When it comes to venturing to a vibrant Spanish-speaking place, it’s fair to assume Colombia doesn’t come to mind (the truth is that despite what you may have heard in the past, most parts of the country are safe, as long as you exercise common sense). You see, the things to do in Colombia are numerous: It’s rich in history, it has delicious food, and it’s home to friendly people. Add in its blue skies and breathtaking beaches, and you’ll never want to leave.
In fact, there is so much to do in this part of the Caribbean that it can get a bit overwhelming when it comes to planning an excursion. That’s why we decided to put together a no-fail itinerary for your 72-hour stay.
Ditch your guidebook: These are all the things you need to do on a three-day trip to Colombia (you won’t regret it).
No matter where you are, you likely start your day with a cup of coffee. Thankfully, you’re in Colombia, which boasts some of the richest beans in the world. Venture over to the old walled city’s center to Abaco Libros y Café in Cartagena for your morning brew—it’s like exploring a modern-day Beauty and the Beast library with a coffee shop inside. You can browse and purchase rare volumes (it’s stocked from floor to ceiling), plus the Americano over ice is beyond refreshing.
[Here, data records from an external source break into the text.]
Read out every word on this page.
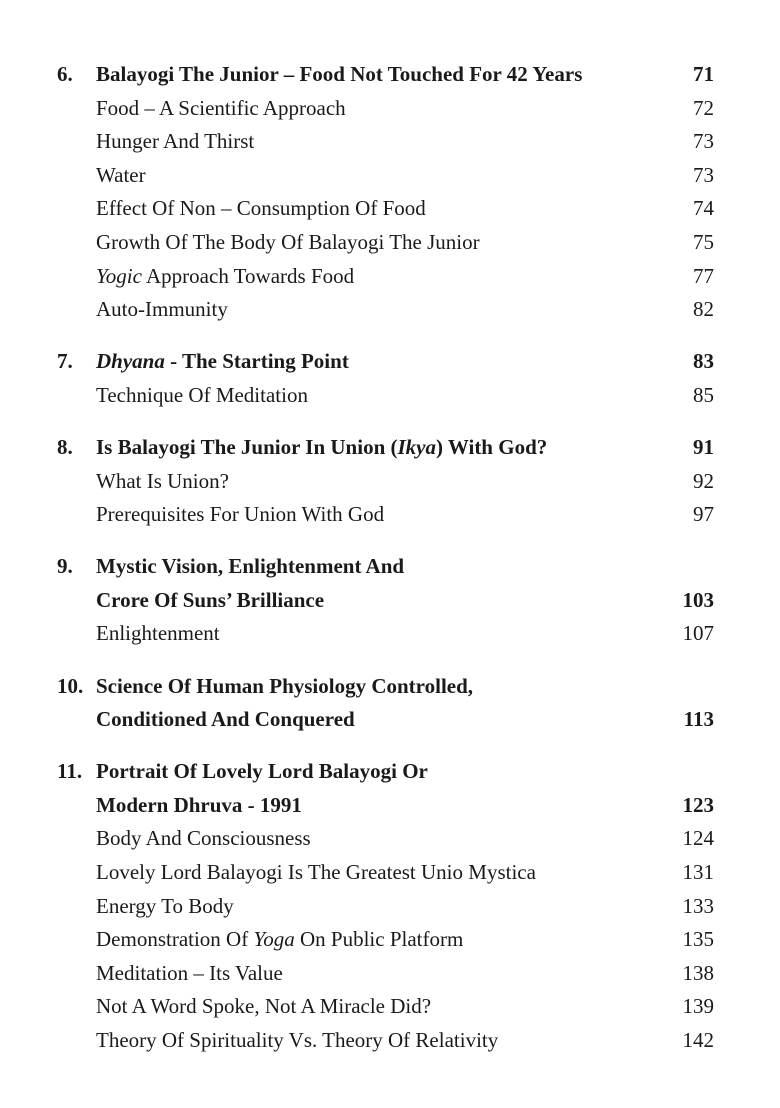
6. Balayogi The Junior – Food Not Touched For 42 Years	71
Food – A Scientific Approach	72
Hunger And Thirst	73
Water	73
Effect Of Non – Consumption Of Food	74
Growth Of The Body Of Balayogi The Junior	75
Yogic Approach Towards Food	77
Auto-Immunity	82
7. Dhyana - The Starting Point	83
Technique Of Meditation	85
8. Is Balayogi The Junior In Union (Ikya) With God?	91
What Is Union?	92
Prerequisites For Union With God	97
9. Mystic Vision, Enlightenment And
Crore Of Suns’ Brilliance	103
Enlightenment	107
10. Science Of Human Physiology Controlled,
Conditioned And Conquered	113
11. Portrait Of Lovely Lord Balayogi Or
Modern Dhruva - 1991	123
Body And Consciousness	124
Lovely Lord Balayogi Is The Greatest Unio Mystica	131
Energy To Body	133
Demonstration Of Yoga On Public Platform	135
Meditation – Its Value	138
Not A Word Spoke, Not A Miracle Did?	139
Theory Of Spirituality Vs. Theory Of Relativity	142
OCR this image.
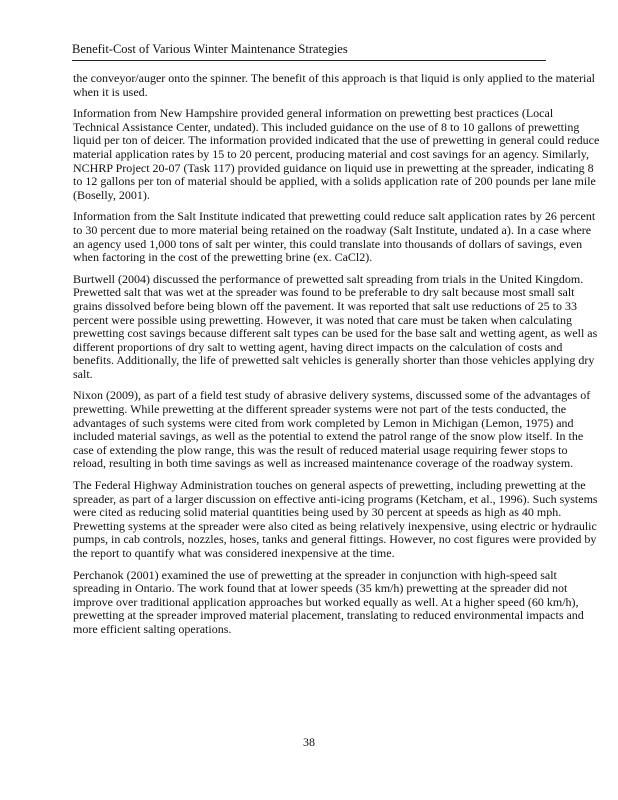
Benefit-Cost of Various Winter Maintenance Strategies

the conveyor/auger onto the spinner. The benefit of this approach is that liquid is only applied to the material when it is used.

Information from New Hampshire provided general information on prewetting best practices (Local Technical Assistance Center, undated). This included guidance on the use of 8 to 10 gallons of prewetting liquid per ton of deicer. The information provided indicated that the use of prewetting in general could reduce material application rates by 15 to 20 percent, producing material and cost savings for an agency. Similarly, NCHRP Project 20-07 (Task 117) provided guidance on liquid use in prewetting at the spreader, indicating 8 to 12 gallons per ton of material should be applied, with a solids application rate of 200 pounds per lane mile (Boselly, 2001).

Information from the Salt Institute indicated that prewetting could reduce salt application rates by 26 percent to 30 percent due to more material being retained on the roadway (Salt Institute, undated a). In a case where an agency used 1,000 tons of salt per winter, this could translate into thousands of dollars of savings, even when factoring in the cost of the prewetting brine (ex. CaCl2).

Burtwell (2004) discussed the performance of prewetted salt spreading from trials in the United Kingdom. Prewetted salt that was wet at the spreader was found to be preferable to dry salt because most small salt grains dissolved before being blown off the pavement. It was reported that salt use reductions of 25 to 33 percent were possible using prewetting. However, it was noted that care must be taken when calculating prewetting cost savings because different salt types can be used for the base salt and wetting agent, as well as different proportions of dry salt to wetting agent, having direct impacts on the calculation of costs and benefits. Additionally, the life of prewetted salt vehicles is generally shorter than those vehicles applying dry salt.

Nixon (2009), as part of a field test study of abrasive delivery systems, discussed some of the advantages of prewetting. While prewetting at the different spreader systems were not part of the tests conducted, the advantages of such systems were cited from work completed by Lemon in Michigan (Lemon, 1975) and included material savings, as well as the potential to extend the patrol range of the snow plow itself. In the case of extending the plow range, this was the result of reduced material usage requiring fewer stops to reload, resulting in both time savings as well as increased maintenance coverage of the roadway system.

The Federal Highway Administration touches on general aspects of prewetting, including prewetting at the spreader, as part of a larger discussion on effective anti-icing programs (Ketcham, et al., 1996). Such systems were cited as reducing solid material quantities being used by 30 percent at speeds as high as 40 mph. Prewetting systems at the spreader were also cited as being relatively inexpensive, using electric or hydraulic pumps, in cab controls, nozzles, hoses, tanks and general fittings. However, no cost figures were provided by the report to quantify what was considered inexpensive at the time.

Perchanok (2001) examined the use of prewetting at the spreader in conjunction with high-speed salt spreading in Ontario. The work found that at lower speeds (35 km/h) prewetting at the spreader did not improve over traditional application approaches but worked equally as well. At a higher speed (60 km/h), prewetting at the spreader improved material placement, translating to reduced environmental impacts and more efficient salting operations.

38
It’s not a true trip to Cartagena without exploring the walled city on foot (preferably not in a tour group, as you’ll be able to go off the beaten path). The “Old Town” is made up of two areas—El Centro and San Diego, and you’re sure to see brightly painted churches, monasteries, mansions, and more. The town itself is surrounded by Las Murallas, which are walls that served as barriers to block invasions from enemies post 16th century, and most of the architecture is still intact today.
Take a short walk over to La Cevicheria for a late lunch. It serves some of the tastiest ceviche in the city. We like that it has outdoor seating right in the town square that offers you the opportunity to catch up on your people-watching while having a bite. (Try the squid ink rice, too).
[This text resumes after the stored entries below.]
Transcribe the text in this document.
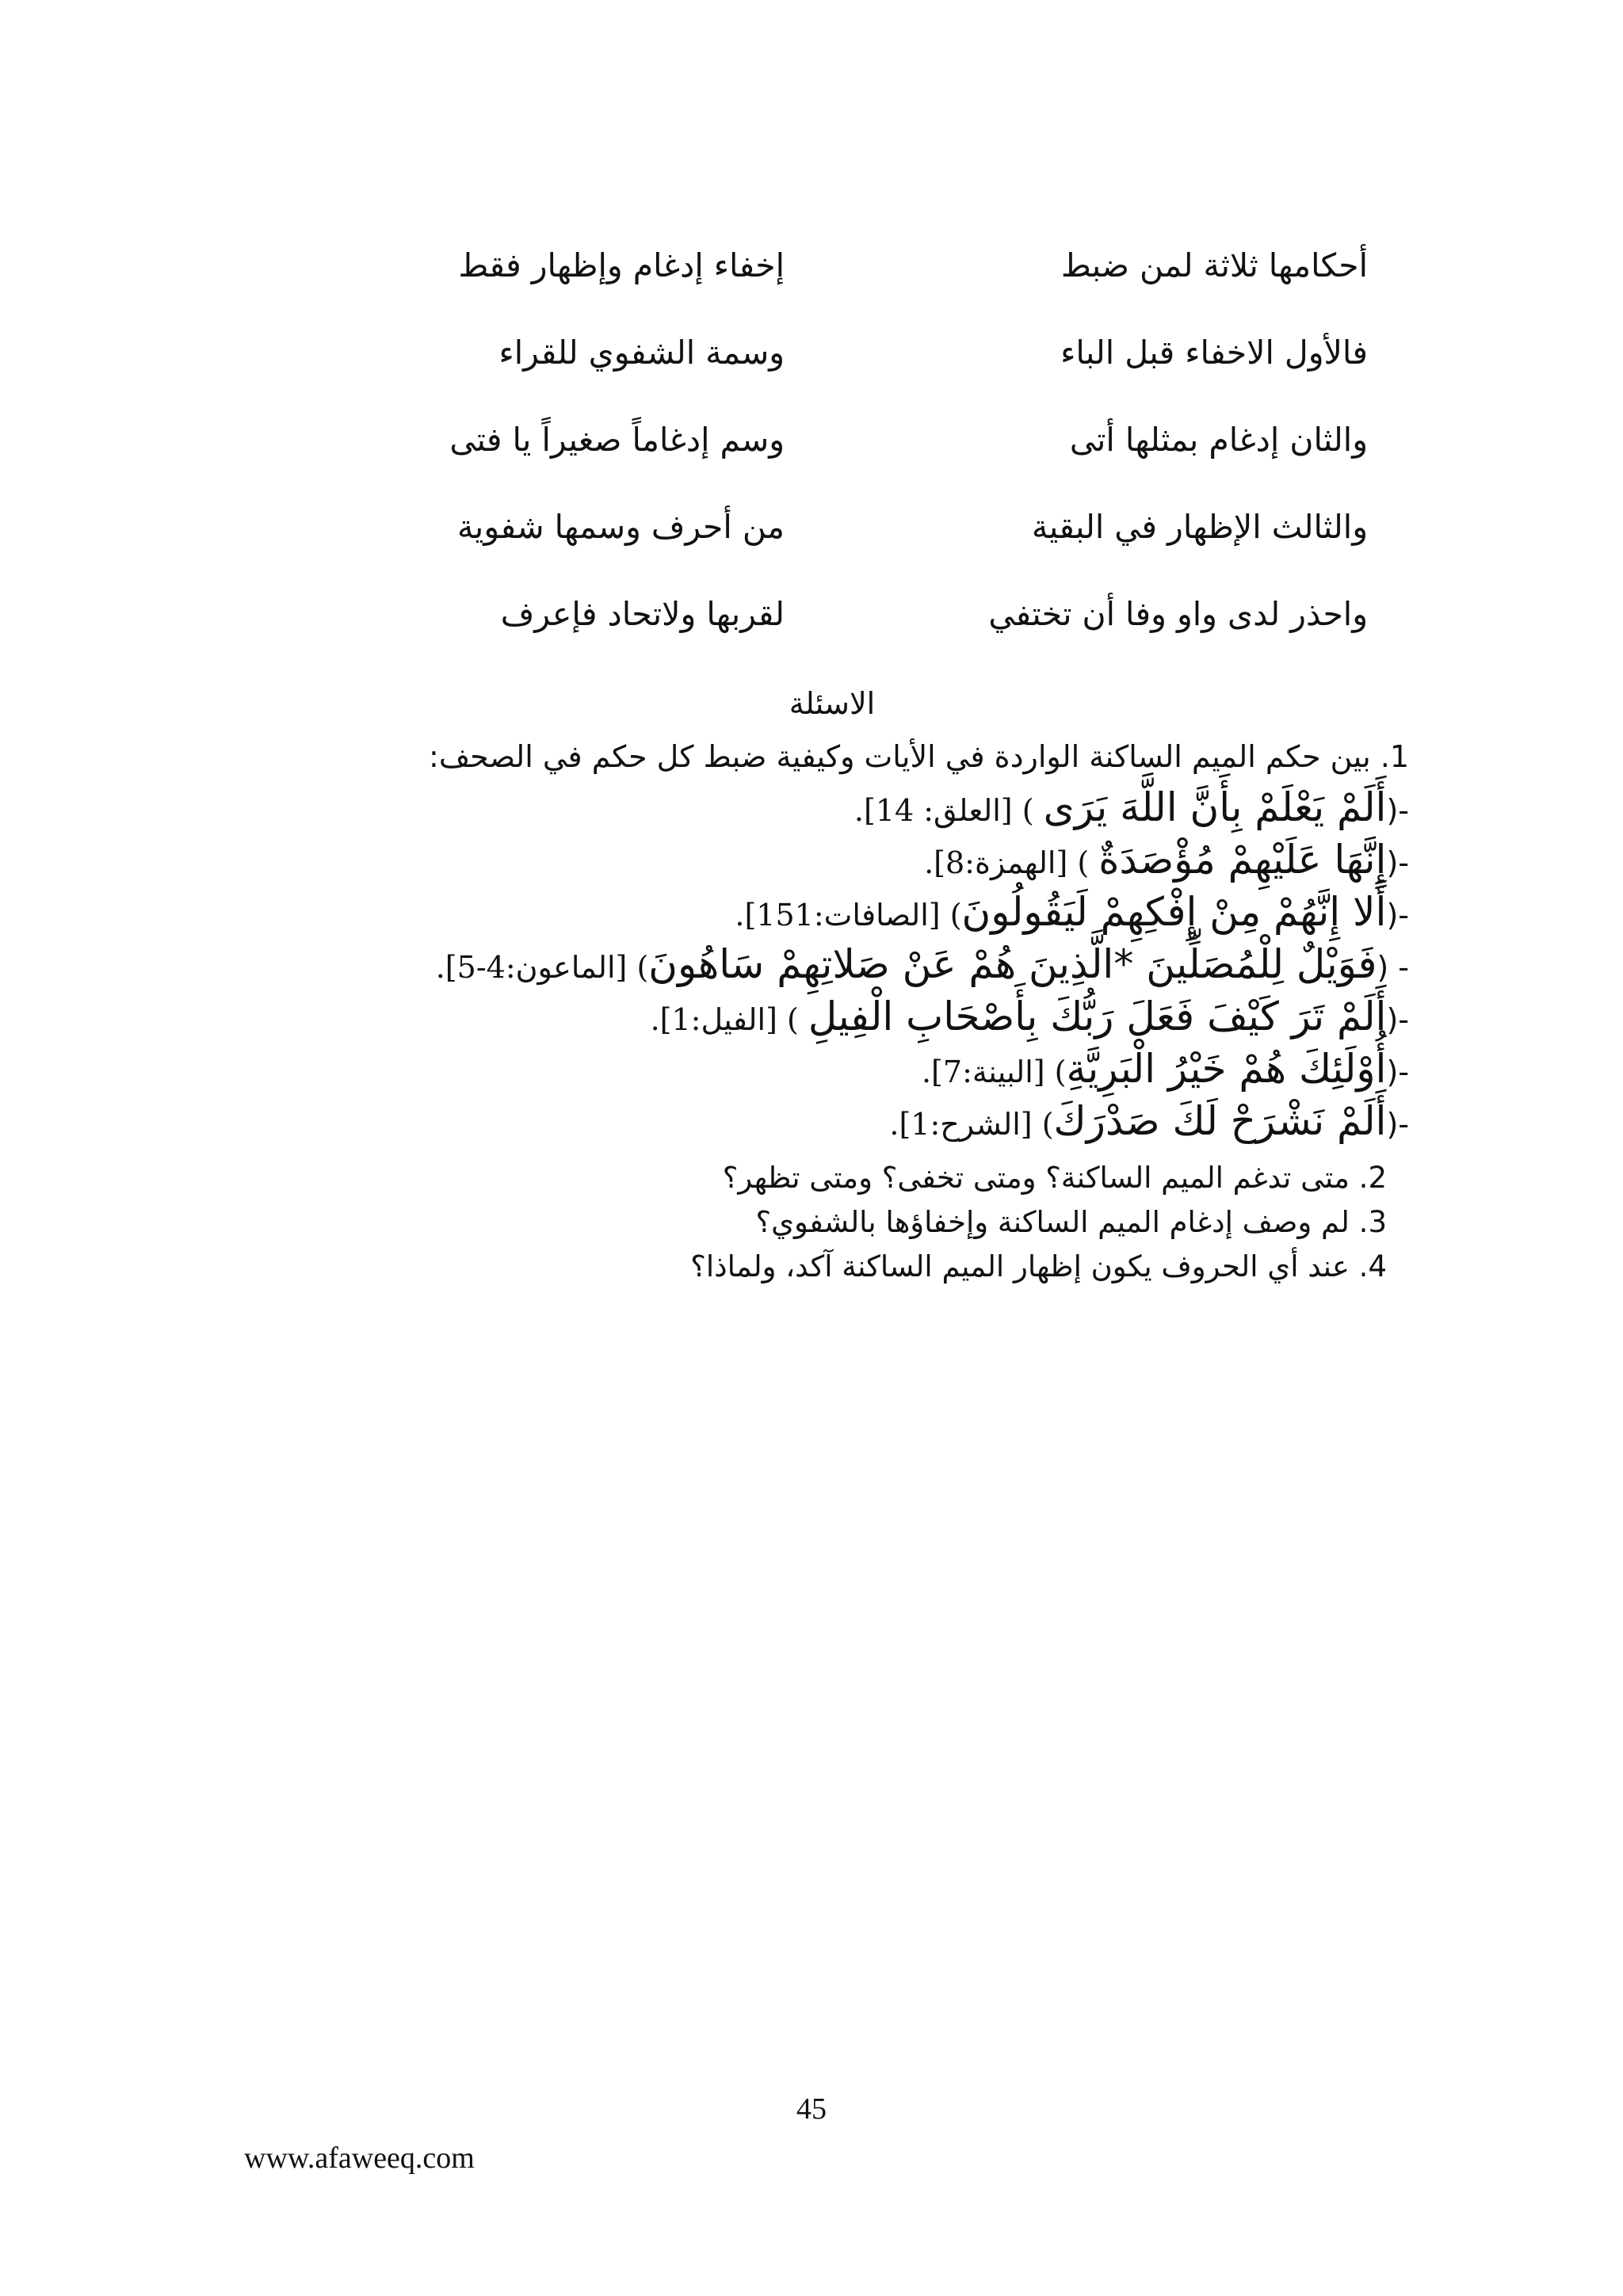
أحكامها ثلاثة لمن ضبط
إخفاء إدغام وإظهار فقط
فالأول الاخفاء قبل الباء
وسمة الشفوي للقراء
والثان إدغام بمثلها أتى
وسم إدغاماً صغيراً يا فتى
والثالث الإظهار في البقية
من أحرف وسمها شفوية
واحذر لدى واو وفا أن تختفي
لقربها ولاتحاد فإعرف
الاسئلة
1. بين حكم الميم الساكنة الواردة في الأيات وكيفية ضبط كل حكم في الصحف:
-(أَلَمْ يَعْلَمْ بِأَنَّ اللَّهَ يَرَى ) [العلق: 14].
-(إِنَّهَا عَلَيْهِمْ مُؤْصَدَةٌ ) [الهمزة:8].
-(أَلا إِنَّهُمْ مِنْ إِفْكِهِمْ لَيَقُولُونَ) [الصافات:151].
- (فَوَيْلٌ لِلْمُصَلِّينَ *الَّذِينَ هُمْ عَنْ صَلاتِهِمْ سَاهُونَ) [الماعون:4-5].
-(أَلَمْ تَرَ كَيْفَ فَعَلَ رَبُّكَ بِأَصْحَابِ الْفِيلِ ) [الفيل:1].
-(أُوْلَئِكَ هُمْ خَيْرُ الْبَرِيَّةِ) [البينة:7].
-(أَلَمْ نَشْرَحْ لَكَ صَدْرَكَ) [الشرح:1].
2. متى تدغم الميم الساكنة؟ ومتى تخفى؟ ومتى تظهر؟
3. لم وصف إدغام الميم الساكنة وإخفاؤها بالشفوي؟
4. عند أي الحروف يكون إظهار الميم الساكنة آكد، ولماذا؟
45
www.afaweeq.com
Head to La Vitrola, the place to see and be seen in Old Town for dinner (make a reservation for no earlier than 8 p.m.). You can eat as much as you’d like because you’ll burn it off dancing at Cafe Havana while listening to live music. One of the best parts is that it’s not just a tourist trap; tons of locals come to salsa around 10 p.m. onward. When you’ve decided to catch some z’s, return to Hotel Casa San Agustin with its stunning accommodations right in the middle of the walled city.
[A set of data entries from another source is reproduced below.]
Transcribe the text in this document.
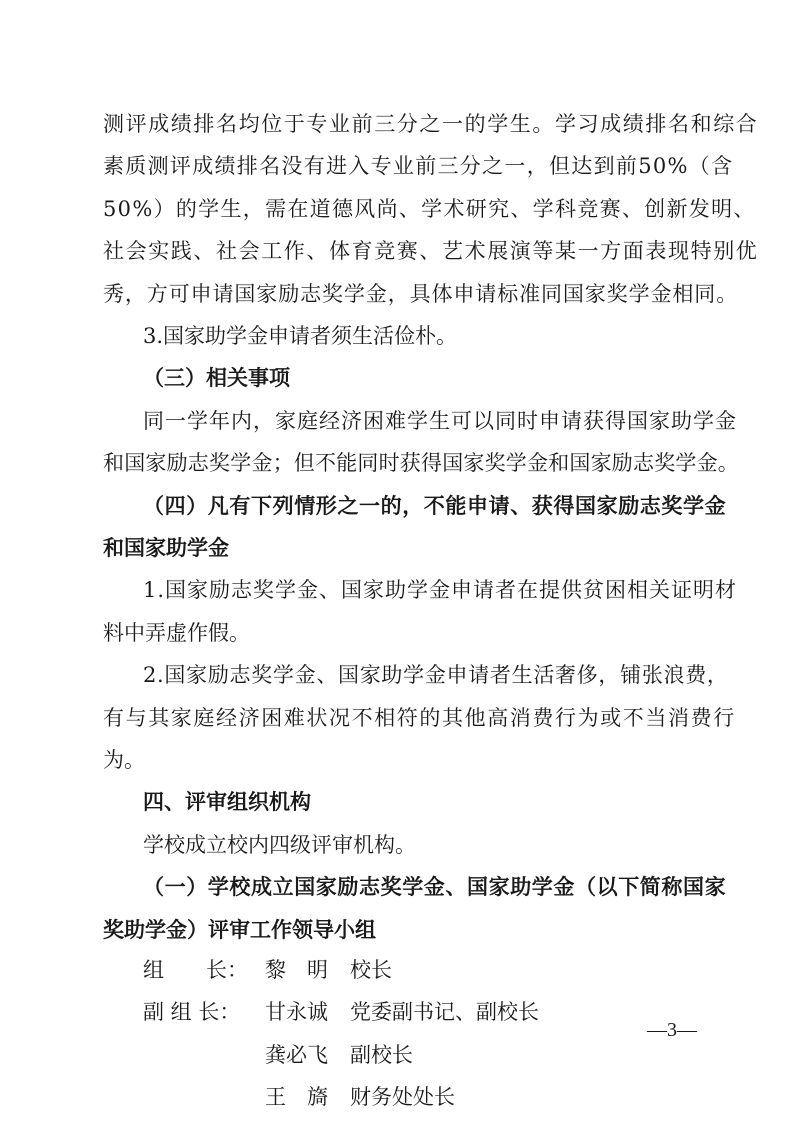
测评成绩排名均位于专业前三分之一的学生。学习成绩排名和综合
素质测评成绩排名没有进入专业前三分之一，但达到前50%（含
50%）的学生，需在道德风尚、学术研究、学科竞赛、创新发明、
社会实践、社会工作、体育竞赛、艺术展演等某一方面表现特别优
秀，方可申请国家励志奖学金，具体申请标准同国家奖学金相同。
3.国家助学金申请者须生活俭朴。
（三）相关事项
同一学年内，家庭经济困难学生可以同时申请获得国家助学金
和国家励志奖学金；但不能同时获得国家奖学金和国家励志奖学金。
（四）凡有下列情形之一的，不能申请、获得国家励志奖学金
和国家助学金
1.国家励志奖学金、国家助学金申请者在提供贫困相关证明材
料中弄虚作假。
2.国家励志奖学金、国家助学金申请者生活奢侈，铺张浪费，
有与其家庭经济困难状况不相符的其他高消费行为或不当消费行
为。
四、评审组织机构
学校成立校内四级评审机构。
（一）学校成立国家励志奖学金、国家助学金（以下简称国家
奖助学金）评审工作领导小组
组　　长： 黎　明 校长
副 组 长： 甘永诚 党委副书记、副校长
龚必飞 副校长
王　旖 财务处处长
—3—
Now it’s all about some R&R. Take the bus to Mercado Bazurto, and begin haggling for a speedboat trip to Playa Blanca in Isla Barú—the white sand beach of your dreams. Once you’ve got your spot saved, it will only be about a 45-minute journey.
Lay out, and enjoy the great sunshine, preferably while sipping a Coco Loco cocktail out of a fresh coconut shell. Food vendors offer everything from oysters to lobster, so come hungry (helpful hint: Set the price of what you’re buying first).
Head back to the dock before 3 p.m.—otherwise, you may be stuck in Playa Blanca until morning. Side note: It can get wavier on the way back, so protect your tech gear, and don’t wear anything you don’t want to get soaked.
You’ll be tired from a long day of adventuring, but when in Cartagena… cozy up on the outdoor patio at Cafe del Mar at the edge of the city overlooking the Caribbean sea. These spectacular sunset views are not to be missed—settle in with a bottle of wine, and relax.
Although you’ve had fun in Cartagena, it’s time to head to the shores of the Bay of Santa Marta (it’s one of the oldest cities in South America). Venture to the Cartagena Bus Terminal, and look for the Brasilia or Berlinas bus companies. The one-way ticket cost should run you around $15. The trip itself will take you around four hours, so bring a book, some music, or chat with a friend (old or new).
Check into Casa de Leda (or at least drop your bags off). This Instagram-worthy boutique hotel is a mere two blocks from the main town square and also has a pool, a jacuzzi, a spa, and a restaurant on-site. For lunch, walk to Lulo for a margarita and local arepas (the Lula Sombrerona is the best).
To immerse yourself in local history, tour Museo del Oro, which houses ancient artifacts like pottery and gold from its indigenous people.
If you’re not looking out for it, it’s quite possible you could miss Tierra Negra, one of the absolute best places to get dinner in Santa Marta. It’s nestled on top of a staircase in the main square and has both indoor and alfresco tables (the latter is housed in a vertical garden). If you’re looking for top-notch seafood on your trip, this is it.